Which is Better: a Traditional Convection Oven or a Microwave?
Every kitchen has at least one of them, and often both. But most people use a convection oven for certain meals while they use a microwave for other reasons. You can’t back cookies in a microwave and you can’t make popcorn in the oven. Each kitchen device has a specific purpose and a role it plays in your cooking lifestyle. But have you ever ask yourself if you found yourself in a predicament where you could only afford one of these? This is not a silly question, since people just staring out in life and buying home appliances have limited funds and can often only afford one. So which is better to have: a traditional convection oven or a microwave?
Benefits of a Convection Oven
A convection oven uses hot air to heat foods surface to cook or bake it. The chemical reaction from convection often result in more versatility in how you cook items inside. You can broil, back, slow roast or even quick sear food – which often result in different texture and taste of any recipes you use with a traditional convection oven. The chemical reaction from convection oven mean you can caramelize, glazed or make dough rise. Even better, you can be as versatile and creative as you want when it comes to cooking with an oven. There are also plenty of oven-ready meals available at the grocery store, so ovens don’t always mean extra prep time. And there are other kinds of convection ovens than just the typical large model. Toaster ovens, a counter-top rotisserie style grill that uses heating elements to cook are just other ways you can cook using air conduction. The only major drawback of an oven is time, and this is where a microwave demonstrates it’s superior cooking speed.
Benefits of a Microwave
A microwave oven uses radio-energy at a certain frequency to heat food from the inside out, cooking all the fluids and fat from the center outwards. This often lets you cook food that a convection oven would normally take 35-45 to complete in mere minutes with a microwave.

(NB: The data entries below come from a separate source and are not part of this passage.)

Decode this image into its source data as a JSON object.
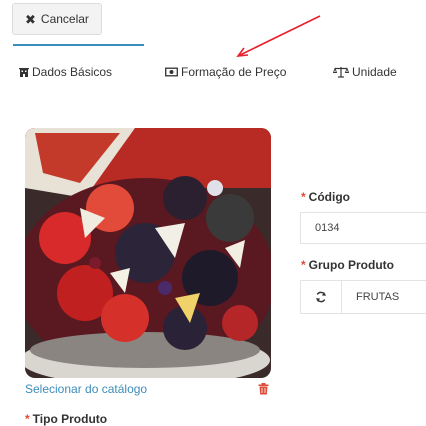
{
  "toolbar": {
    "cancel_label": "Cancelar",
    "cancel_icon": "times-icon"
  },
  "tabs": [
    {
      "label": "Dados Básicos",
      "icon": "building-icon",
      "active": true
    },
    {
      "label": "Formação de Preço",
      "icon": "money-icon",
      "active": false
    },
    {
      "label": "Unidade",
      "icon": "balance-scale-icon",
      "active": false
    }
  ],
  "image_panel": {
    "catalog_link": "Selecionar do catálogo",
    "delete_icon": "trash-icon"
  },
  "form": {
    "required_mark": "*",
    "tipo_label": "Tipo Produto",
    "codigo_label": "Código",
    "codigo_value": "0134",
    "grupo_label": "Grupo Produto",
    "grupo_value": "FRUTAS"
  },
  "colors": {
    "accent": "#3c8dbc",
    "required": "#dd4b39",
    "annotation": "#e8212a"
  }
}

There are those who might say that this limits the kind of texture and flavor that results in cooking with a microwave since it tends to dry out last nights’ leftovers. But this isn’t necessarily true. Yes, if you take some grilled chicken breast and zap it for 45-90 seconds it may taste like chicken jerky instead. But chicken breast is already a dry portion of meat to begin with, so using a microwave isn’t the best for it anyways. Whereas if you have some left over pulled pork with plenty of fat and juice from the crock-pot, it usually comes out just fine.
This doesn’t even take into account how many microwave ready meals are now available at your local supermarket. Most major food manufacturers have taken the hint of the microwave’s ubiquity and have responded promptly, with new meals that were not available in microwavable form until just recently.

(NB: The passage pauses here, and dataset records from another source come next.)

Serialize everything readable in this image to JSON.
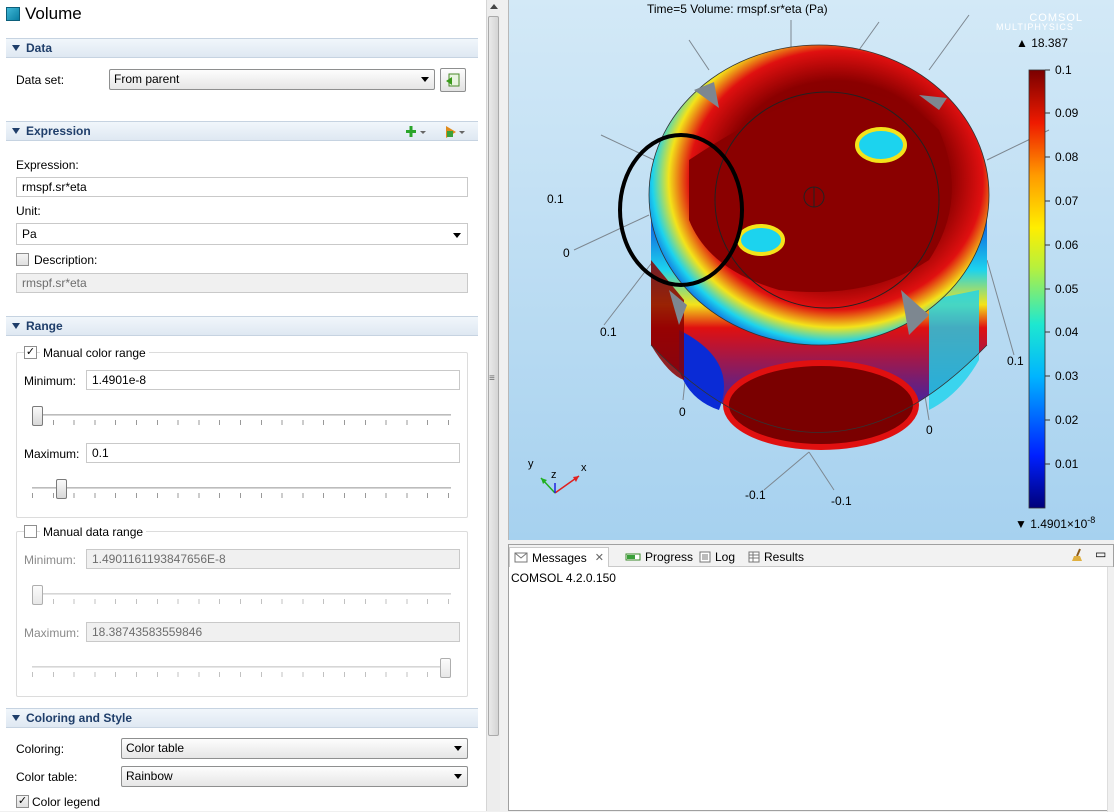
{
  "panel": {
    "title": "Volume",
    "data_section": {
      "header": "Data",
      "dataset_label": "Data set:",
      "dataset_value": "From parent"
    },
    "expression_section": {
      "header": "Expression",
      "expression_label": "Expression:",
      "expression_value": "rmspf.sr*eta",
      "unit_label": "Unit:",
      "unit_value": "Pa",
      "description_label": "Description:",
      "description_checked": false,
      "description_value": "rmspf.sr*eta"
    },
    "range_section": {
      "header": "Range",
      "manual_color_range_label": "Manual color range",
      "manual_color_range_checked": true,
      "color_minimum_label": "Minimum:",
      "color_minimum_value": "1.4901e-8",
      "color_maximum_label": "Maximum:",
      "color_maximum_value": "0.1",
      "manual_data_range_label": "Manual data range",
      "manual_data_range_checked": false,
      "data_minimum_label": "Minimum:",
      "data_minimum_value": "1.4901161193847656E-8",
      "data_maximum_label": "Maximum:",
      "data_maximum_value": "18.38743583559846"
    },
    "coloring_section": {
      "header": "Coloring and Style",
      "coloring_label": "Coloring:",
      "coloring_value": "Color table",
      "color_table_label": "Color table:",
      "color_table_value": "Rainbow",
      "color_legend_label": "Color legend",
      "color_legend_checked": true
    }
  },
  "graphics": {
    "plot_title": "Time=5  Volume: rmspf.sr*eta (Pa)",
    "logo_line1": "COMSOL",
    "logo_line2": "MULTIPHYSICS",
    "max_marker": "▲ 18.387",
    "min_marker": "▼ 1.4901×10",
    "min_marker_exp": "-8",
    "legend_ticks": [
      "0.1",
      "0.09",
      "0.08",
      "0.07",
      "0.06",
      "0.05",
      "0.04",
      "0.03",
      "0.02",
      "0.01"
    ],
    "axis_labels": [
      "0.1",
      "0",
      "0.1",
      "0",
      "0",
      "0.1",
      "-0.1",
      "-0.1"
    ],
    "triad": {
      "x": "x",
      "y": "y",
      "z": "z"
    },
    "colors": {
      "dark_red": "#7a0000",
      "red": "#e01010",
      "blue": "#0a2bd6",
      "cyan": "#1cd3ee",
      "yellow": "#f3e31a"
    }
  },
  "messages": {
    "tabs": [
      "Messages",
      "Progress",
      "Log",
      "Results"
    ],
    "content": "COMSOL 4.2.0.150"
  }
}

Drawbacks of A Convection Oven
Unlike microwave ovens, however, convection ovens are built more for thoroughness rather than time-saving. It’s most appropriate for creating dishes from scratch, which means raw food and a medium-to-large amount of prep time. You just can’t stick it in the oven and push start the way you can with a microwave. You have to let the oven pre-heat first and it often requires extra monitoring as you cook. Also, this makes it easy to overcook if you keep food in there for too long, as most ovens don’t have a countdown that shuts off the heating element when reaching zero like a microwave.
Drawbacks of a Microwave
But the drawbacks of a microwave often don’t balance out the amount of time you save when using one. First of all, you really can’t prepare a meal from scratch and cook it in the same way you would with an oven. This leads to another problem – you are seriously limited in the types of food you can cook with a microwave effectively. If any food you intend to prepare isn’t microwave-ready, it need to be cooked previously or prepared in advance somehow. You won’t get the same kind of chemical reactions that you would with an oven an it has no effect on bread other than making it tougher than normal if you leave it in the oven too long. It takes a little longer to reheat leftovers with an oven, but it’s still possible. It’s impossible to cook a roast or bake desserts with a microwave. It’s just not versatile enough. A convection oven requires much more time and effort, but you can do significantly more with it if necessary.